Fig. 6.. BIA potentiates platinum-based cytotoxicity by targeting DNA repair pathways in patient-derived GBM cells.

(A) GBM cell viability assay (ATP-based) using Cell-Titer Glo 3D of BIA and cisplatin combination treatment. Cisplatin doses are indicated in the x axis, and BIA remained at a constant concentration of 1 μM. Cells were treated for 5 days and analyzed using a plate reader for luminescence quantification. Mean and SD are shown, n = 3 per group. (B) Dose-response matrix showing inhibition percentage of BIA and cisplatin combinations at various concentrations using SynergyFinder 3.0. G9-PCDH cells were treated and viability analyzed as indicated in the cell viability assay section (see Materials and Methods). (C) ZIP method synergy score of BIA and cisplatin combinations. The overall average δ-score is indicated on top of the chart. The dose combinations showing an increased likelihood of synergy are highlighted. (D) IF staining of γH2AX (Alexa Fluor 647) in G9-PCDH cells treated with 1 μM cisplatin and/or BIA, for 72 hours. Nuclei were stained using Hoechst 33342. Representative image of five pictures per condition. Pictures taken at 40×. Scale bar, 20 μm. (E) Quantification of γH2AX foci from (B) using ImageJ. (F) Western blot of G9-PCDH cells treated with 1 μM cisplatin and/or BIA, for 72 hours, probing for the phospho-CHK1, CHK1, and phospho-H2AX proteins. GAPDH was used as loading control and cleaved poly(adenosine diphosphate–ribose) polymerase as a cell death marker. Representative image from triplicate experiments. *P = 0.028, **P < 0.01, ***P < 0.001, and ****P < 0.0001.

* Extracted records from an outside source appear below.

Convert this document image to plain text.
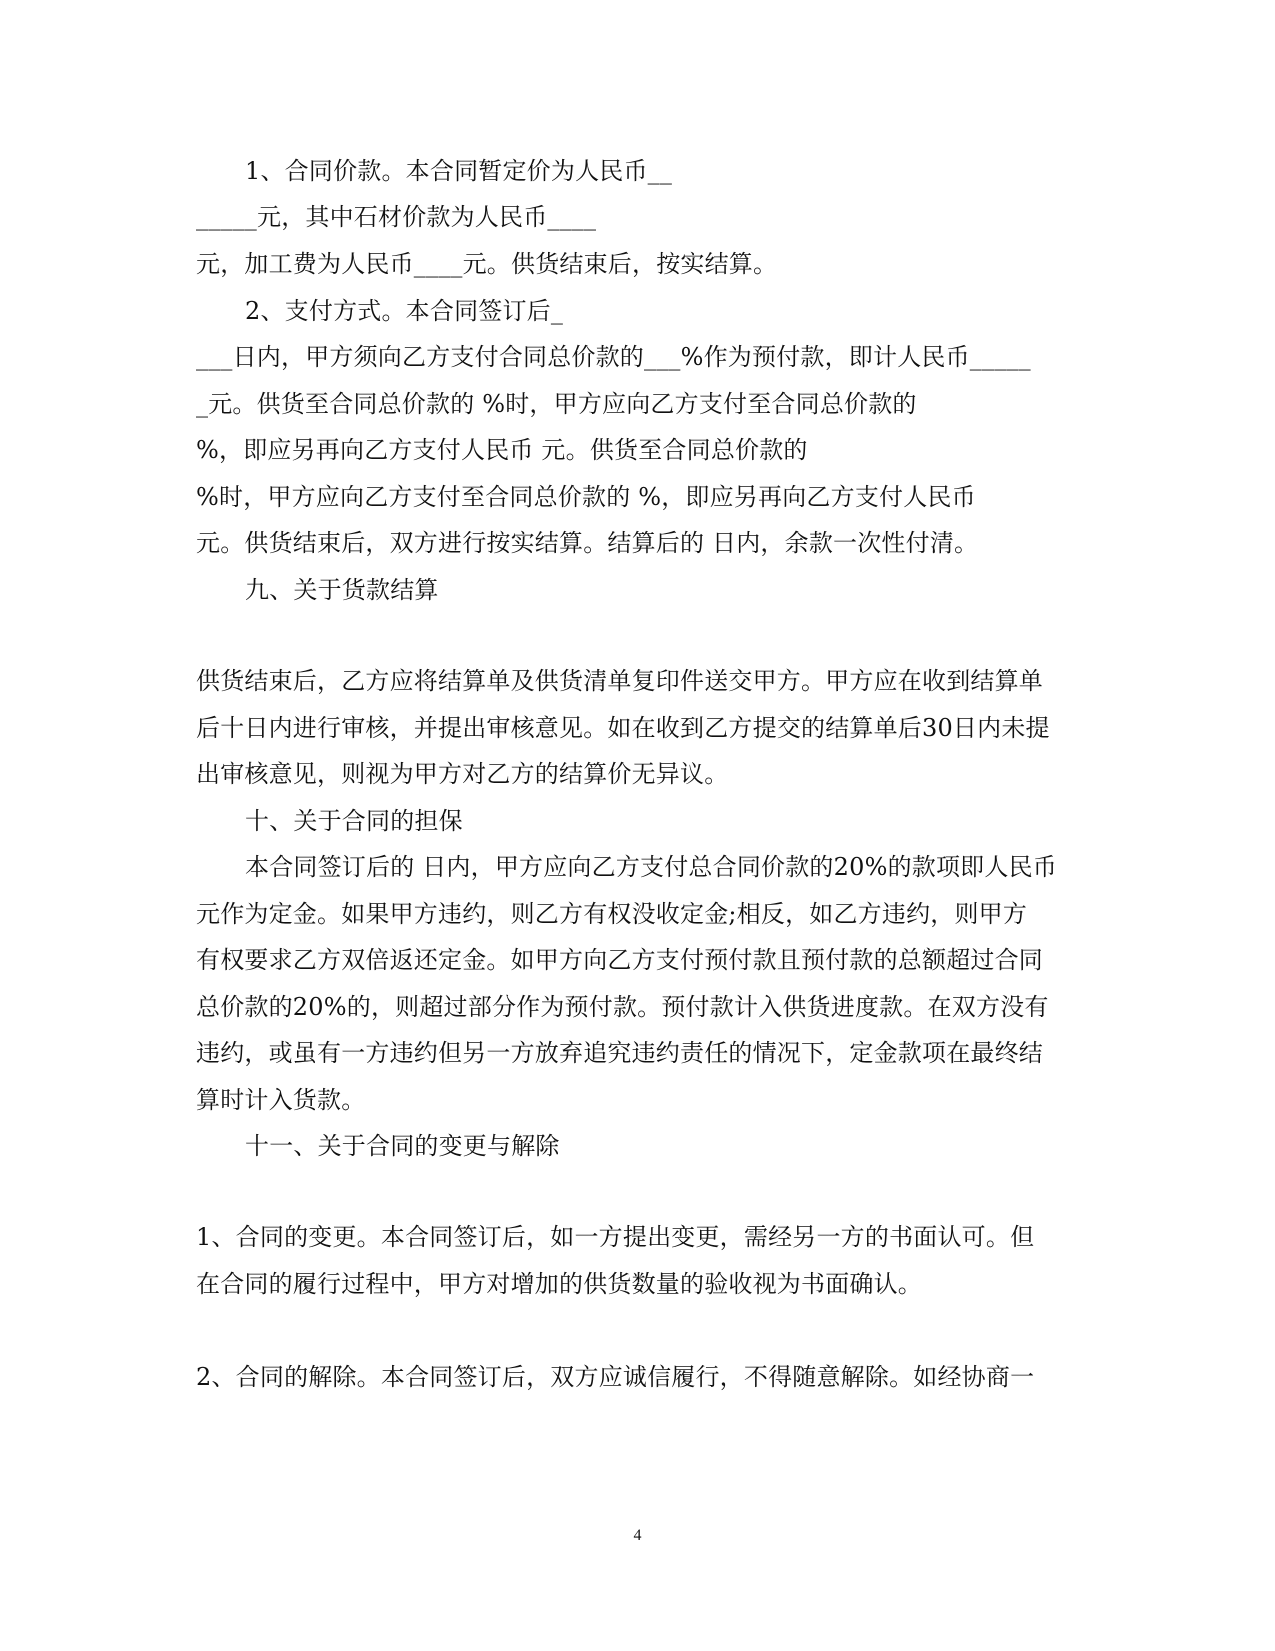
1、合同价款。本合同暂定价为人民币__
_____元，其中石材价款为人民币____
元，加工费为人民币____元。供货结束后，按实结算。
2、支付方式。本合同签订后_
___日内，甲方须向乙方支付合同总价款的___%作为预付款，即计人民币_____
_元。供货至合同总价款的 %时，甲方应向乙方支付至合同总价款的
%，即应另再向乙方支付人民币 元。供货至合同总价款的
%时，甲方应向乙方支付至合同总价款的 %，即应另再向乙方支付人民币
元。供货结束后，双方进行按实结算。结算后的 日内，余款一次性付清。
九、关于货款结算
供货结束后，乙方应将结算单及供货清单复印件送交甲方。甲方应在收到结算单
后十日内进行审核，并提出审核意见。如在收到乙方提交的结算单后30日内未提
出审核意见，则视为甲方对乙方的结算价无异议。
十、关于合同的担保
本合同签订后的 日内，甲方应向乙方支付总合同价款的20%的款项即人民币
元作为定金。如果甲方违约，则乙方有权没收定金;相反，如乙方违约，则甲方
有权要求乙方双倍返还定金。如甲方向乙方支付预付款且预付款的总额超过合同
总价款的20%的，则超过部分作为预付款。预付款计入供货进度款。在双方没有
违约，或虽有一方违约但另一方放弃追究违约责任的情况下，定金款项在最终结
算时计入货款。
十一、关于合同的变更与解除
1、合同的变更。本合同签订后，如一方提出变更，需经另一方的书面认可。但
在合同的履行过程中，甲方对增加的供货数量的验收视为书面确认。
2、合同的解除。本合同签订后，双方应诚信履行，不得随意解除。如经协商一
4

Fig. 7.. Systemic administration of BIA or PPRX-1701 in combination with cisplatin treatment shows enhanced preclinical efficacy in murine GBM models.

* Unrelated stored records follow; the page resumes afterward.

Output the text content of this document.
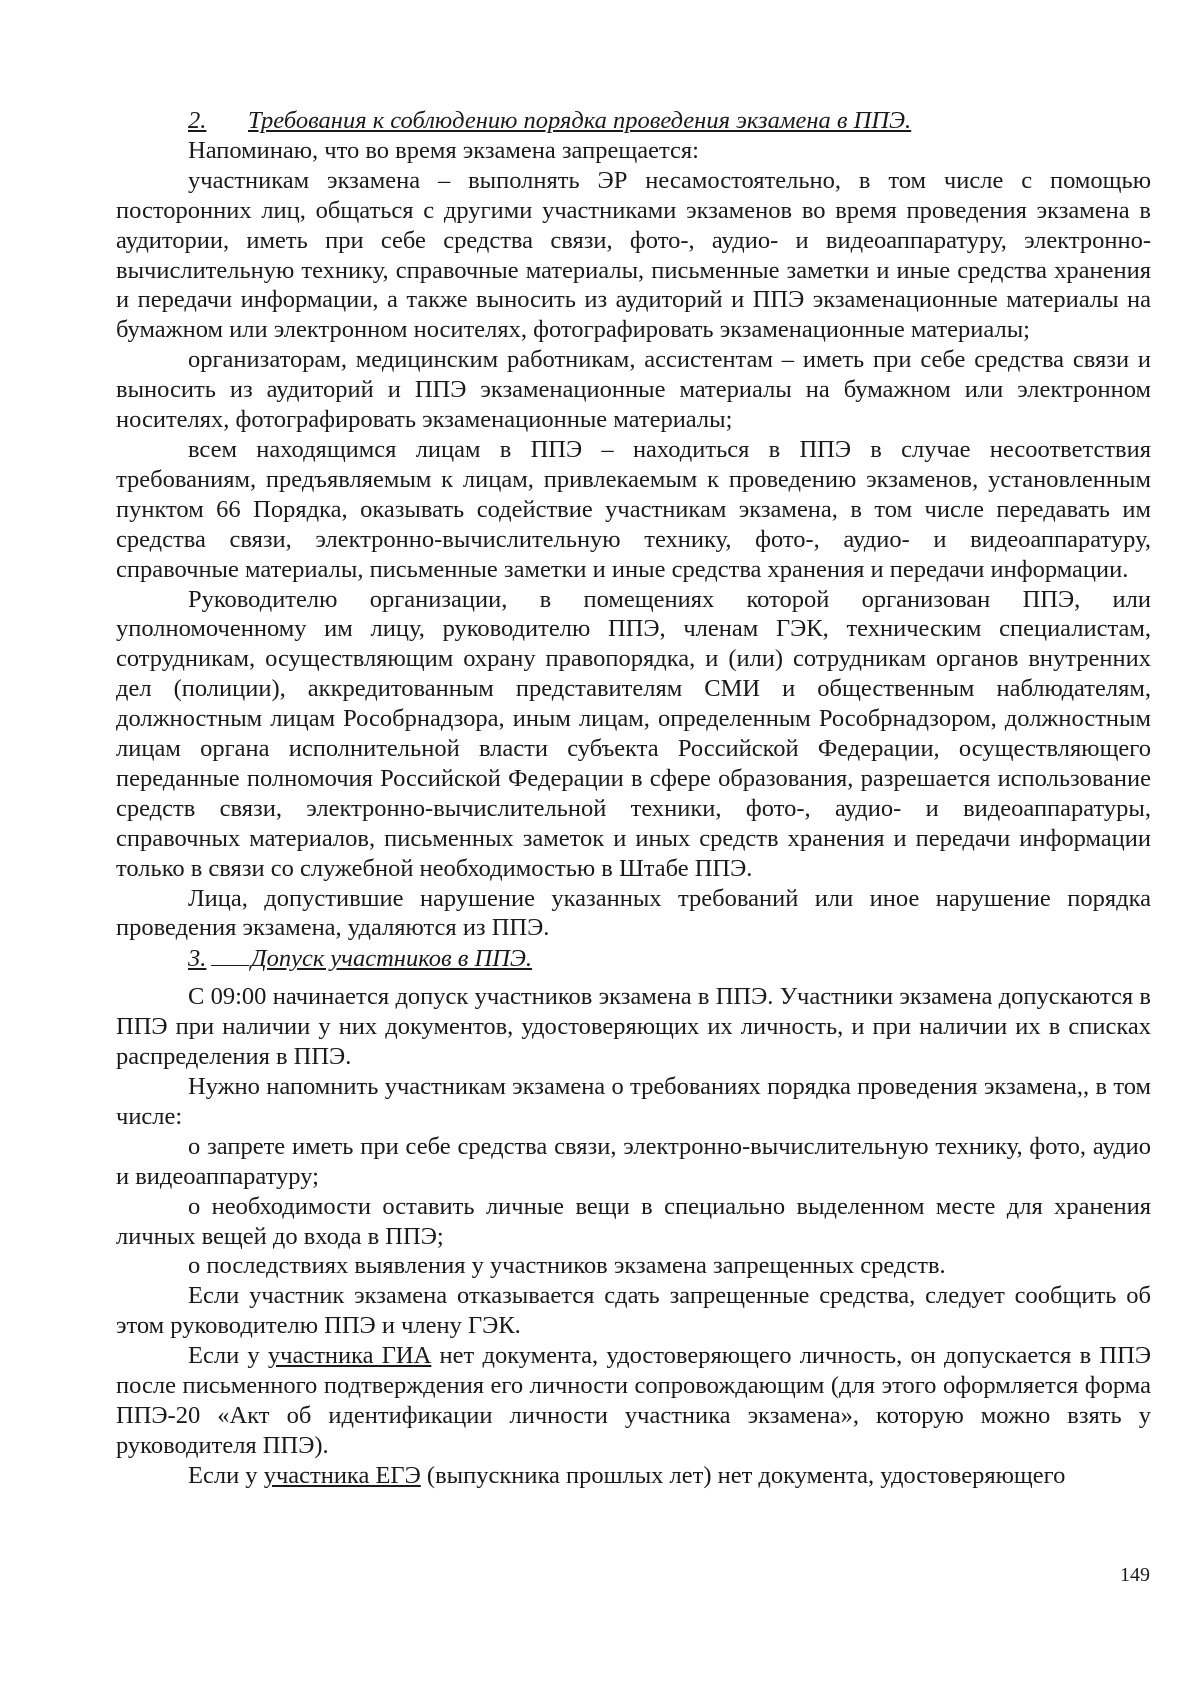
2. Требования к соблюдению порядка проведения экзамена в ППЭ.

Напоминаю, что во время экзамена запрещается:

участникам экзамена – выполнять ЭР несамостоятельно, в том числе с помощью посторонних лиц, общаться с другими участниками экзаменов во время проведения экзамена в аудитории, иметь при себе средства связи, фото-, аудио- и видеоаппаратуру, электронно-вычислительную технику, справочные материалы, письменные заметки и иные средства хранения и передачи информации, а также выносить из аудиторий и ППЭ экзаменационные материалы на бумажном или электронном носителях, фотографировать экзаменационные материалы;

организаторам, медицинским работникам, ассистентам – иметь при себе средства связи и выносить из аудиторий и ППЭ экзаменационные материалы на бумажном или электронном носителях, фотографировать экзаменационные материалы;

всем находящимся лицам в ППЭ – находиться в ППЭ в случае несоответствия требованиям, предъявляемым к лицам, привлекаемым к проведению экзаменов, установленным пунктом 66 Порядка, оказывать содействие участникам экзамена, в том числе передавать им средства связи, электронно-вычислительную технику, фото-, аудио- и видеоаппаратуру, справочные материалы, письменные заметки и иные средства хранения и передачи информации.

Руководителю организации, в помещениях которой организован ППЭ, или уполномоченному им лицу, руководителю ППЭ, членам ГЭК, техническим специалистам, сотрудникам, осуществляющим охрану правопорядка, и (или) сотрудникам органов внутренних дел (полиции), аккредитованным представителям СМИ и общественным наблюдателям, должностным лицам Рособрнадзора, иным лицам, определенным Рособрнадзором, должностным лицам органа исполнительной власти субъекта Российской Федерации, осуществляющего переданные полномочия Российской Федерации в сфере образования, разрешается использование средств связи, электронно-вычислительной техники, фото-, аудио- и видеоаппаратуры, справочных материалов, письменных заметок и иных средств хранения и передачи информации только в связи со служебной необходимостью в Штабе ППЭ.

Лица, допустившие нарушение указанных требований или иное нарушение порядка проведения экзамена, удаляются из ППЭ.

3. Допуск участников в ППЭ.

С 09:00 начинается допуск участников экзамена в ППЭ. Участники экзамена допускаются в ППЭ при наличии у них документов, удостоверяющих их личность, и при наличии их в списках распределения в ППЭ.

Нужно напомнить участникам экзамена о требованиях порядка проведения экзамена,, в том числе:

о запрете иметь при себе средства связи, электронно-вычислительную технику, фото, аудио и видеоаппаратуру;

о необходимости оставить личные вещи в специально выделенном месте для хранения личных вещей до входа в ППЭ;

о последствиях выявления у участников экзамена запрещенных средств.

Если участник экзамена отказывается сдать запрещенные средства, следует сообщить об этом руководителю ППЭ и члену ГЭК.

Если у участника ГИА нет документа, удостоверяющего личность, он допускается в ППЭ после письменного подтверждения его личности сопровождающим (для этого оформляется форма ППЭ-20 «Акт об идентификации личности участника экзамена», которую можно взять у руководителя ППЭ).

Если у участника ЕГЭ (выпускника прошлых лет) нет документа, удостоверяющего

149
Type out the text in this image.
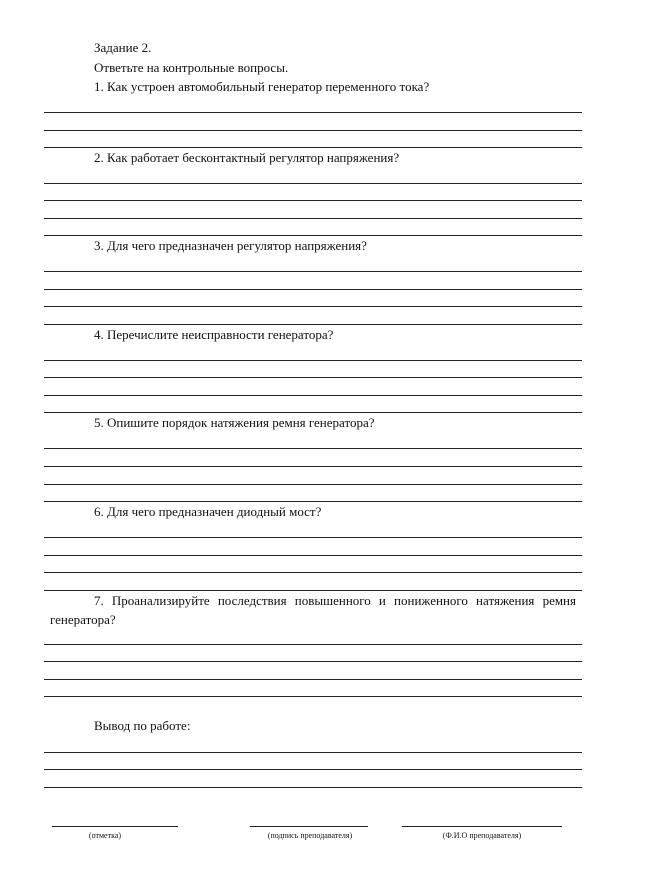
Задание 2.
Ответьте на контрольные вопросы.
1. Как устроен автомобильный генератор переменного тока?
2. Как работает бесконтактный регулятор напряжения?
3. Для чего предназначен регулятор напряжения?
4. Перечислите неисправности генератора?
5. Опишите порядок натяжения ремня генератора?
6. Для чего предназначен диодный мост?
7. Проанализируйте последствия повышенного и пониженного натяжения ремня генератора?
Вывод по работе:
(отметка)	(подпись преподавателя)	(Ф.И.О преподавателя)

(A and C) Diagrams of the experimental design for G34-PCDH and G9-PCDH xenograft efficacy studies using BIA/PPRX-1701 and cisplatin combinations. Both panel figures were generated using Biorender.com. (B) Efficacy studies of G34-PCDH xenograft using BIA and (D) PPRX-1701 in combination with cisplatin. For PPRX-1701 studies, empty nanoparticles were used as controls and in combination with cisplatin. N = 8 per group. Log-rank test analysis for statistical significance. (E) Confocal IF imaging of γH2AX (Alexa Fluor 647, red) nuclear foci from tumor tissue collected from study (D). Nuclei were stained with Hoechst 33342 (blue). Representative pictures taken at 20×. Scale bar, 50 μm. (F) Quantification of γH2AX foci from (E) using ImageJ, n = 6 per group. Ordinary One-way ANOVA was performed for statistical evaluation. *P = 0.01 and **P = 0.0086. (G) Schematic of proposed model of BIA/PPRX-1701 mechanism of action and its effects in GBM tumor drug delivery and antioncogenicity. Figure panel was generated using Biorender.com.